State Politics

Judicial maps won’t be redrawn this session

Proposed district court districts and divisions.
Proposed district court districts and divisions. N.C. General Assembly

The bill to redraw judicial districts in North Carolina will not advance this session, the legislation’s sponsor said Tuesday.

Rep. Justin Burr, a Republican from Albemarle, told The News & Observer that House Bill 717 will be taken up when the General Assembly returns in a few months. That is when a special redistricting session could occur.

Burr introduced the bill in a House committee on Monday, where it was approved and calendared for consideration by the full House on Tuesday. Democrats and some court officials said the bill was too significant to be rushed through at the end of session.

On Tuesday, Burr said he thought he would have more time to advance the proposal. He said the governor vetoed the budget earlier than he anticipated, narrowing the time frame that the bill could be moved through both chambers. Legislative leaders say they anticipate ending the session as early as this week.

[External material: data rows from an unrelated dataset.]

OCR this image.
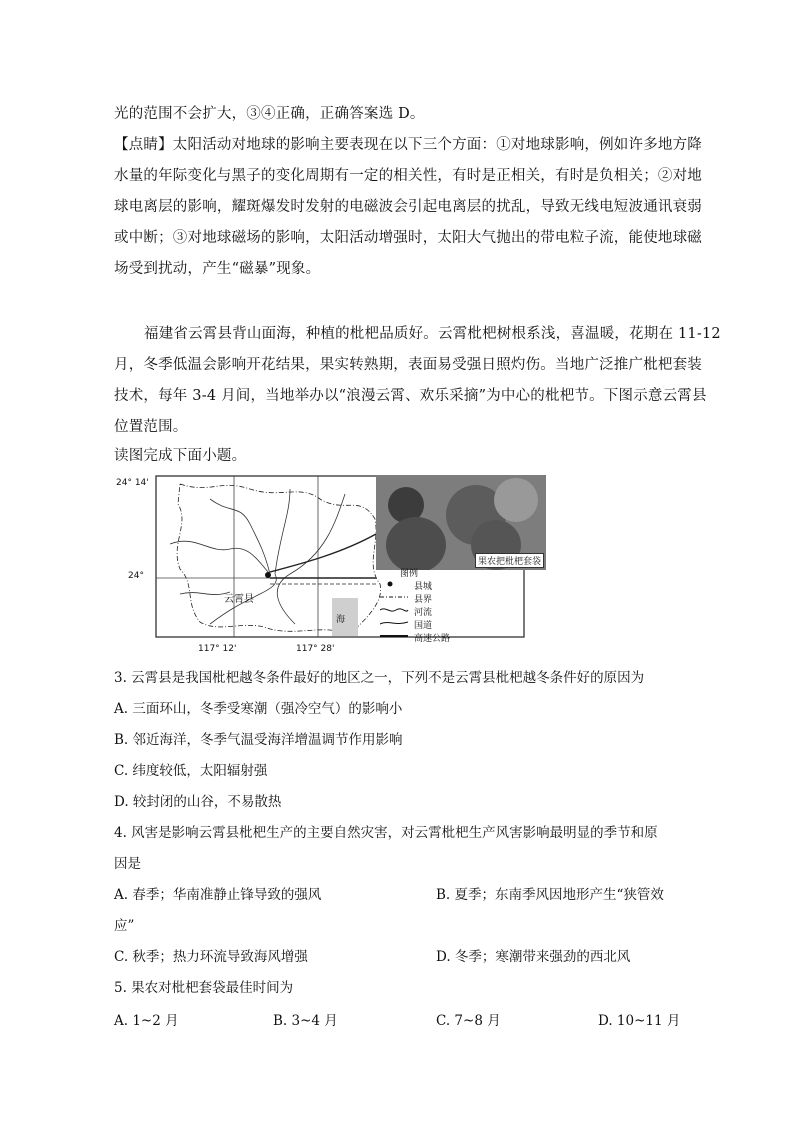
光的范围不会扩大，③④正确，正确答案选 D。
【点睛】太阳活动对地球的影响主要表现在以下三个方面：①对地球影响，例如许多地方降
水量的年际变化与黑子的变化周期有一定的相关性，有时是正相关，有时是负相关；②对地
球电离层的影响，耀斑爆发时发射的电磁波会引起电离层的扰乱，导致无线电短波通讯衰弱
或中断；③对地球磁场的影响，太阳活动增强时，太阳大气抛出的带电粒子流，能使地球磁
场受到扰动，产生“磁暴”现象。
福建省云霄县背山面海，种植的枇杷品质好。云霄枇杷树根系浅，喜温暖，花期在 11-12
月，冬季低温会影响开花结果，果实转熟期，表面易受强日照灼伤。当地广泛推广枇杷套装
技术，每年 3-4 月间，当地举办以“浪漫云霄、欢乐采摘”为中心的枇杷节。下图示意云霄县
位置范围。
读图完成下面小题。
24° 14'
24°
117° 12'	117° 28'
云霄县
海
果农把枇杷套袋
图例
县城
县界
河流
国道
高速公路
3. 云霄县是我国枇杷越冬条件最好的地区之一，下列不是云霄县枇杷越冬条件好的原因为
A. 三面环山，冬季受寒潮（强冷空气）的影响小
B. 邻近海洋，冬季气温受海洋增温调节作用影响
C. 纬度较低，太阳辐射强
D. 较封闭的山谷，不易散热
4. 风害是影响云霄县枇杷生产的主要自然灾害，对云霄枇杷生产风害影响最明显的季节和原
因是
A. 春季；华南准静止锋导致的强风	B. 夏季；东南季风因地形产生“狭管效
应”
C. 秋季；热力环流导致海风增强	D. 冬季；寒潮带来强劲的西北风
5. 果农对枇杷套袋最佳时间为
A. 1~2 月	B. 3~4 月	C. 7~8 月	D. 10~11 月
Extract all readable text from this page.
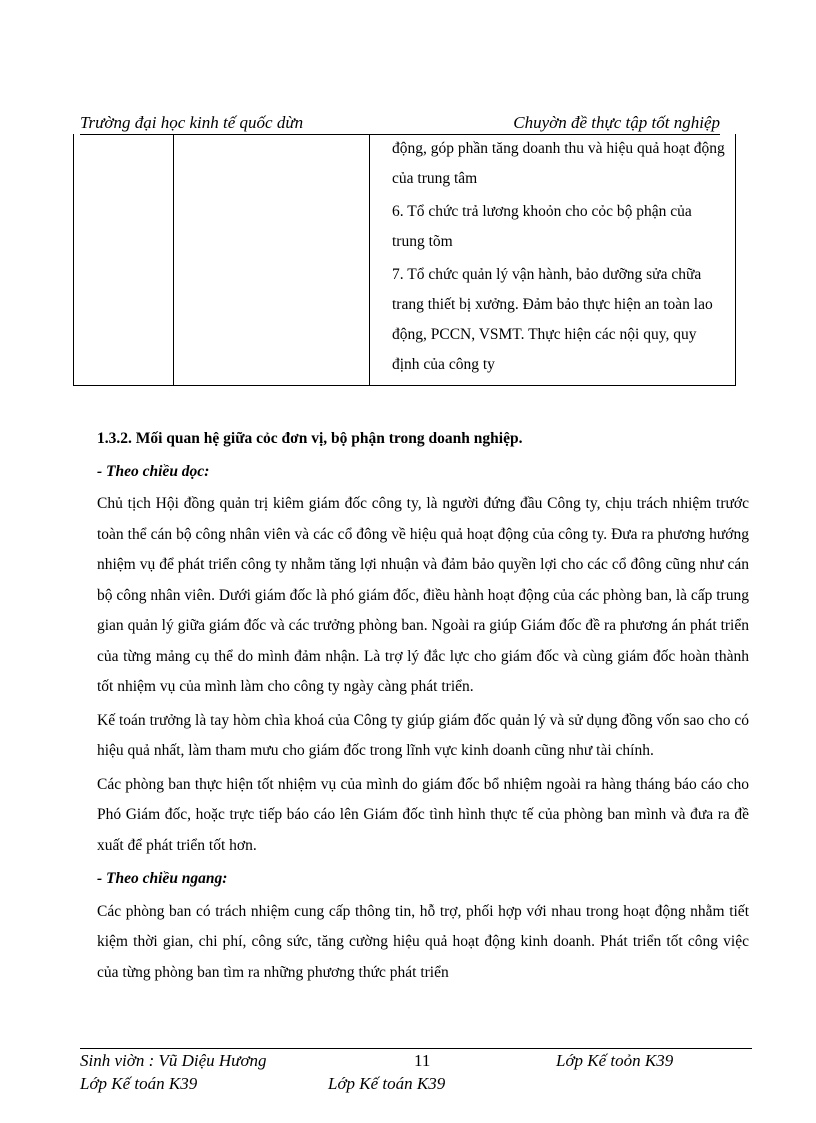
Trường đại học kinh tế quốc dừn	Chuyờn đề thực tập tốt nghiệp

động, góp phần tăng doanh thu và hiệu quả hoạt động của trung tâm

6. Tổ chức trả lương khoỏn cho cỏc bộ phận của trung tõm

7. Tổ chức quản lý vận hành, bảo dưỡng sửa chữa trang thiết bị xưởng. Đảm bảo thực hiện an toàn lao động, PCCN, VSMT. Thực hiện các nội quy, quy định của công ty

1.3.2. Mối quan hệ giữa cỏc đơn vị, bộ phận trong doanh nghiệp.
- Theo chiều dọc:

Chủ tịch Hội đồng quản trị kiêm giám đốc công ty, là người đứng đầu Công ty, chịu trách nhiệm trước toàn thể cán bộ công nhân viên và các cổ đông về hiệu quả hoạt động của công ty. Đưa ra phương hướng nhiệm vụ để phát triển công ty nhằm tăng lợi nhuận và đảm bảo quyền lợi cho các cổ đông cũng như cán bộ công nhân viên. Dưới giám đốc là phó giám đốc, điều hành hoạt động của các phòng ban, là cấp trung gian quản lý giữa giám đốc và các trưởng phòng ban. Ngoài ra giúp Giám đốc đề ra phương án phát triển của từng mảng cụ thể do mình đảm nhận. Là trợ lý đắc lực cho giám đốc và cùng giám đốc hoàn thành tốt nhiệm vụ của mình làm cho công ty ngày càng phát triển.

Kế toán trưởng là tay hòm chìa khoá của Công ty giúp giám đốc quản lý và sử dụng đồng vốn sao cho có hiệu quả nhất, làm tham mưu cho giám đốc trong lĩnh vực kinh doanh cũng như tài chính.

Các phòng ban thực hiện tốt nhiệm vụ của mình do giám đốc bổ nhiệm ngoài ra hàng tháng báo cáo cho Phó Giám đốc, hoặc trực tiếp báo cáo lên Giám đốc tình hình thực tế của phòng ban mình và đưa ra đề xuất để phát triển tốt hơn.

- Theo chiều ngang:

Các phòng ban có trách nhiệm cung cấp thông tin, hỗ trợ, phối hợp với nhau trong hoạt động nhằm tiết kiệm thời gian, chi phí, công sức, tăng cường hiệu quả hoạt động kinh doanh. Phát triển tốt công việc của từng phòng ban tìm ra những phương thức phát triển

Sinh viờn : Vũ Diệu Hương	11	Lớp Kế toỏn K39
Lớp Kế toán K39	Lớp Kế toán K39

“I look forward to debating HB 717 when the General Assembly returns in a few months,” Burr said. “In the meantime, I will continue to welcome feedback from those interested in the common sense and badly needed judicial district reforms I am proposing in HB 717.

“The General Assembly has a responsibly to fix the gerrymandered and disproportionate judicial districts crafted by the Democrat Party, and I fully expect this fix to happen before the 2018 election.”

The legislature also has to redraw legislative and congressional districts because judges have ruled them to be unconstitutionally racial gerrymanders.

Democrats complained that Burr’s bill, which would redraw maps for superior court, district court and district attorney elections, was crafted to benefit Republicans. Burr said the intent was to redistrict based on population growth, geography and workloads.